I think the issue is that dat
is copied to every thread, and the memory usage could be drastically reduced if pblapply
is taken over cols
instead.
https://github.com/stephenslab/fastTopics/blob/master/R/lfc.R#L107-L121
Memory usage is an issue with de_analysis
, as you correctly point out, but I think the issue is more fundamentally with mclapply (which is used by pblapply
). Previously, I was using parLapply
, which avoids these issues (and has the advantage that it is more platform-independent), but I ran into other unexpected issues with parLapply
, so I ended up switching to mclapply
. Certainly, some improvements here are warranted and I'm open to suggestions.

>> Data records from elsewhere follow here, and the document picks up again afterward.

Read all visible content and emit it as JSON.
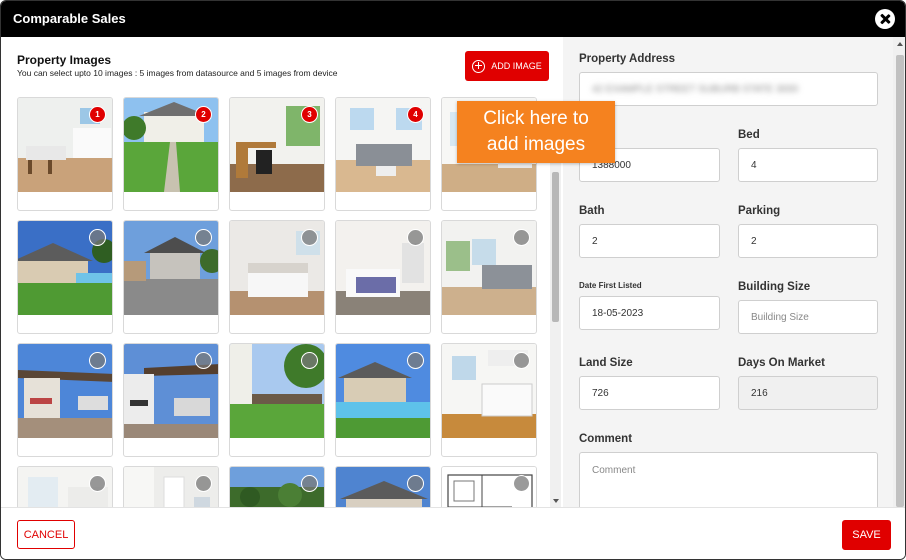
{
  "modal": {
    "title": "Comparable Sales"
  },
  "images": {
    "title": "Property Images",
    "subtitle": "You can select upto 10 images : 5 images from datasource and 5 images from device",
    "add_label": "ADD IMAGE",
    "callout": [
      "Click here to",
      "add images"
    ],
    "items": [
      {
        "badge": "1",
        "scene": "kitchen"
      },
      {
        "badge": "2",
        "scene": "yard-path"
      },
      {
        "badge": "3",
        "scene": "office"
      },
      {
        "badge": "4",
        "scene": "living"
      },
      {
        "badge": "",
        "scene": "room-bright"
      },
      {
        "badge": "",
        "scene": "house-pool"
      },
      {
        "badge": "",
        "scene": "driveway"
      },
      {
        "badge": "",
        "scene": "bedroom"
      },
      {
        "badge": "",
        "scene": "bedroom2"
      },
      {
        "badge": "",
        "scene": "lounge"
      },
      {
        "badge": "",
        "scene": "patio"
      },
      {
        "badge": "",
        "scene": "patio2"
      },
      {
        "badge": "",
        "scene": "side-lawn"
      },
      {
        "badge": "",
        "scene": "pool-house"
      },
      {
        "badge": "",
        "scene": "laundry"
      },
      {
        "badge": "",
        "scene": "interior-white"
      },
      {
        "badge": "",
        "scene": "hallway"
      },
      {
        "badge": "",
        "scene": "aerial"
      },
      {
        "badge": "",
        "scene": "roof-sky"
      },
      {
        "badge": "",
        "scene": "floorplan"
      }
    ]
  },
  "form": {
    "address_label": "Property Address",
    "address_value": "42 EXAMPLE STREET SUBURB STATE 3000",
    "price_value": "1388000",
    "bed_label": "Bed",
    "bed_value": "4",
    "bath_label": "Bath",
    "bath_value": "2",
    "parking_label": "Parking",
    "parking_value": "2",
    "date_label": "Date First Listed",
    "date_value": "18-05-2023",
    "building_label": "Building Size",
    "building_placeholder": "Building Size",
    "land_label": "Land Size",
    "land_value": "726",
    "dom_label": "Days On Market",
    "dom_value": "216",
    "comment_label": "Comment",
    "comment_placeholder": "Comment"
  },
  "footer": {
    "cancel_label": "CANCEL",
    "save_label": "SAVE"
  },
  "colors": {
    "accent": "#e00000",
    "callout": "#f5821f",
    "titlebar": "#000000"
  }
}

@pcarbo After digging into #37 and the details of mclapply
, I think the memory usage issue is fundamentally because mclapply
forks subprocesses, which copies everything in memory to every process.
There is still room to improve the total memory usage, although it's a bit difficult to profile (probably would require something like docker stats
).
There is still room to improve the total memory usage.
I agree 100%.
Thank you for the great package! I am also failing to run DE on a larger dataset (~31000 x 35000) matrix. I am using the 'better-multithread' brench. Even on HPC cluster its still not passing 0%. Is there any workaround to run it?
@hlszlaszlo Is your matrix a sparse matrix ("dgCMatrix")? Could you please share your exact de_analysis()
call?
Was running as a regular marix class.
Now running with counts as "dgCMarix" class and seems much faster, thank you 🙂
Command: de_analysis(fit, counts, pseudocount = 0.1, control = list(ns = 1e4, nc = 25))
I'm glad to hear that helped.
When you are using nc = 25
, also make sure that you have requested at least 25 cores in your job.
Yes, and I see using 25 cores. The sparse matrix helped. I can even run with less core on personal computer.
Bumping up the priority of this issue based on some recent conversations with researchers trying to run de_analysis
on a large data set.
Testing for differential expression/accessibility is embarrassingly parallel, and could use all available cores by default.